Each DGX communicates via an NVIDIA Quantum 1600 Gbps InfiniBand two-level Clos fabric. Research SuperCluster’s storage tier has 175 Petabytes of Pure Storage FlashArray, 46 Petabytes of cache storage in Penguin Computing Altus systems, and 10 Petabytes of Pure Storage FlashBlade.

When Research SuperCluster is complete, the InfiniBand network fabric will connect 16,000 GPUs as endpoints, making it one of the largest such networks deployed to date. Additionally, Meta designed a caching and storage system that can serve 16 TBps of training data, and Meta plans to scale it up to 1 Exabyte.

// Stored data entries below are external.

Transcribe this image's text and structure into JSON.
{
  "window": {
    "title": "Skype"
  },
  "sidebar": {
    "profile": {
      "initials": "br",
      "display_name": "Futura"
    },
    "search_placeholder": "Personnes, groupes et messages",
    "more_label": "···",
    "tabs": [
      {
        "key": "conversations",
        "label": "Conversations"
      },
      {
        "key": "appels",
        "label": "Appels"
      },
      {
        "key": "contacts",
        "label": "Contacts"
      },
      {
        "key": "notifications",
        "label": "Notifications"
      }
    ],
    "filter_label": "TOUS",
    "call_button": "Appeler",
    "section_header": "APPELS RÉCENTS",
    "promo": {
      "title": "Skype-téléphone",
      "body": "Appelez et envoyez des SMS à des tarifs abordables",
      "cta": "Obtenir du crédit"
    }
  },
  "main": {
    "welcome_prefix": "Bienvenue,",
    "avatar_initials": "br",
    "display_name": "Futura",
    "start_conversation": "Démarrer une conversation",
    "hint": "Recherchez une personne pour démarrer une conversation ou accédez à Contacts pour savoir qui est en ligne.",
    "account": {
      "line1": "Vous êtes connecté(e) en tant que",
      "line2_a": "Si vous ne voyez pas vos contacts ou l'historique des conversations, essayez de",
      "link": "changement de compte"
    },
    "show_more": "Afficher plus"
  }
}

A big part of achieving this was in working with a number of long-time partners, all of whom also helped design the first generation of Meta AI infrastructure in 2017. Penguin Computing, an SGH company, Meta’ architecture and managed services partner, worked with Meta operations team on hardware integration to deploy the cluster and helped set up major parts of the control plane.

Pure Storage provided robust and scalable storage solution. And NVIDIA provided its AI computing technologies featuring cutting-edge systems, GPUs, and InfiniBand fabric, and software stack components like NCCL for the cluster.